重讀細讀魯迅文本,筆者感到首先應該回應現實生活中人們普遍關注的迫切問題,使其在時代發展和民族復興過程中不斷彰顯出思想和藝術的魅力,只有這樣做才能使魯迅經典在走向大眾的過程中保持恒久的生命力。文學研究的主要對象是作品。魯迅之所以成為魯迅有一個歷史過程,對魯迅作品的認識也有一個歷史過程。魯迅作品作為文化經典當然具有一些恒定的價值,但也有些深層的內涵必須隨著歷史的發展深入開掘,不斷感悟。魯迅研究可以粗略劃分為史實考訂和文本闡釋兩個層面。在史實層面應該追求還原,在文本闡釋層面則應該追求意義和價值的不斷生發,不斷為現實生活提供意義需求,在綿延不絕的傳播與接受過程中充分實現經典的價值。
比如,過去閱讀《拿來主義》這篇雜文,主要著眼于魯迅對文化遺產的態度和文化擇取的眼光,這無疑是正確的,今后仍然應該這樣解讀。但文章中還有這樣一段話:“雖然有人說,掘起地下的煤來,就足夠全世界幾百年之用,但是,幾百年之后呢?幾百年之后,我們當然是化為靈魂,或上天堂,或落了地獄,但我們的子孫是在的。”這段原來并不引人注目的議論,在出現了對資源濫采濫挖、過度開發的當下,難道不正是對時弊的一種針貶么?又如,《故事新編》中的《奔月》,過去解讀時一般都停留在對英雄后羿的稱頌,對貪圖安逸的嫦娥的批判,以及對高長虹的影射。今天重讀,看到后羿把天下動物射殺得精光,害得嫦娥天天吃烏鴉炸醬面,只好吃長生不老之藥逃往月球,自然就會聯想到人類對生態環境的破壞必將受到大自然報復,從而確立建設生態文明、實現人與自然和諧相處的觀念。從這種意義上解讀,不也是很有現實意義么?

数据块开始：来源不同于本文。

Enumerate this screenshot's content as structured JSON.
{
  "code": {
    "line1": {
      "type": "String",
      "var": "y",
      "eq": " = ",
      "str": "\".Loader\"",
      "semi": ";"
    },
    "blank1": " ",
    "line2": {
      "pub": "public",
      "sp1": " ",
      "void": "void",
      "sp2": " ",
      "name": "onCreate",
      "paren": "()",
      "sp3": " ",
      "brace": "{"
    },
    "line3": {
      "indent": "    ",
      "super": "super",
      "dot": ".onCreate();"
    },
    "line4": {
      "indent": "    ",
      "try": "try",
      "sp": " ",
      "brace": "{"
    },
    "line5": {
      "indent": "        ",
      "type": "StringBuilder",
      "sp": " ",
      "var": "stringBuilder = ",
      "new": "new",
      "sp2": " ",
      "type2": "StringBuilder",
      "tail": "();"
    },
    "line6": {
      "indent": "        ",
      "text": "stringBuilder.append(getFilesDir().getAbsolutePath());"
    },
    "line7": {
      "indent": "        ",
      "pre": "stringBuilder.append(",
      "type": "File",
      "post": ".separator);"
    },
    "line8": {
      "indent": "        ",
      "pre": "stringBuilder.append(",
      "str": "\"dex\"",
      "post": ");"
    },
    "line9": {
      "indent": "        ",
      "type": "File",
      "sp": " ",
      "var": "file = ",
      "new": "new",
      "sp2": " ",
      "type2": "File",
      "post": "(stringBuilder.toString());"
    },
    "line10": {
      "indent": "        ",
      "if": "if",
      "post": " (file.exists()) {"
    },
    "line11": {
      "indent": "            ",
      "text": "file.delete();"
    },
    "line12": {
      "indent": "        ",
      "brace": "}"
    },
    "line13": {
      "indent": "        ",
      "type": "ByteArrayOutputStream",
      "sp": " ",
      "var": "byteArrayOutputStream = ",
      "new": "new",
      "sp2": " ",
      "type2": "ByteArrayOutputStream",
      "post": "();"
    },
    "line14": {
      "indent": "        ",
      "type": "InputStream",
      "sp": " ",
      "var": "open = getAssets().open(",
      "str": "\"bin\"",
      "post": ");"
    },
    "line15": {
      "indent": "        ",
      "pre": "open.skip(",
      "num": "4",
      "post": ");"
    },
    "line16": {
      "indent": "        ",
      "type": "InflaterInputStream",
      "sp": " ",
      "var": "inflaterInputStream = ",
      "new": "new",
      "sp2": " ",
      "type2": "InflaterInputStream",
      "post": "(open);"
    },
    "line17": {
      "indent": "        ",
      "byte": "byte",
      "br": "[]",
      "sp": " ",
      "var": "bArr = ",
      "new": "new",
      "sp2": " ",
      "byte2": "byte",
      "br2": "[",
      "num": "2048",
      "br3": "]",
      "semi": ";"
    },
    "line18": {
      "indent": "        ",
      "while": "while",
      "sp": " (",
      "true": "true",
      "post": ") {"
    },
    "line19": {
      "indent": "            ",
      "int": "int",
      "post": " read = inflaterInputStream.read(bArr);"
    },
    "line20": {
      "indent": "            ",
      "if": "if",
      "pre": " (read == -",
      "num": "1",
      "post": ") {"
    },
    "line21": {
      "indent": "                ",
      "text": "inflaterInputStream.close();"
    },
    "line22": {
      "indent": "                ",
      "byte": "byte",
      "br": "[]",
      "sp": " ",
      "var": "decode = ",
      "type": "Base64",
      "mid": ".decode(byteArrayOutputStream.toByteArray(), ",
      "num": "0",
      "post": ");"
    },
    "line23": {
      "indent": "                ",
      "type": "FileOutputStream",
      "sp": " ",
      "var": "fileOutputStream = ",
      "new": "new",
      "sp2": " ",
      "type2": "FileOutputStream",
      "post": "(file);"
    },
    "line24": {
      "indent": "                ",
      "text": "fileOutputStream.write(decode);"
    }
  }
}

再如,“嫦娥一號”探月成功,又使魯迅一篇譯文序跋拂去了歷史塵埃,在現實生活中重放光輝。1865年,即142年前,法國小說家儒勒·凡爾納創作了一部科學幻想小說《自地球至月球在九十七小時二十分間》,日本井上勤譯為日文,將書名改為《月界旅行》。魯迅又據日譯本重印,于1903年10月由東京進化社出版。魯迅在譯本的序言中說:大自然對人類行為有種種限制,因為有地心引力,人類難越雷池一步,不能跟星球上的生命體相交往。屈從大自然,這其實是人類的羞恥。人類是一種有希望能進步的生物,所以永不自滿,產生幻想,希望能克服地心引力,戰勝空氣阻撓,在宇宙中自由穿行,排除一切障礙。《月界旅行》的作者表達的就是這樣一種征服自然的理想。凡事理想是導因,實行是結果,春天播種,秋天必有收獲,今后征服星球,到月球旅行,即使是小販小孩子,也都會視為平常,絲毫不覺得詫異。作為黃帝的后裔,中國人也會有興盛的那一天。今天“嫦娥一號”探月成功,正是實現了魯迅的預言。魯迅在九泉之下有知,一定會昂起頭來,露出會心的微笑。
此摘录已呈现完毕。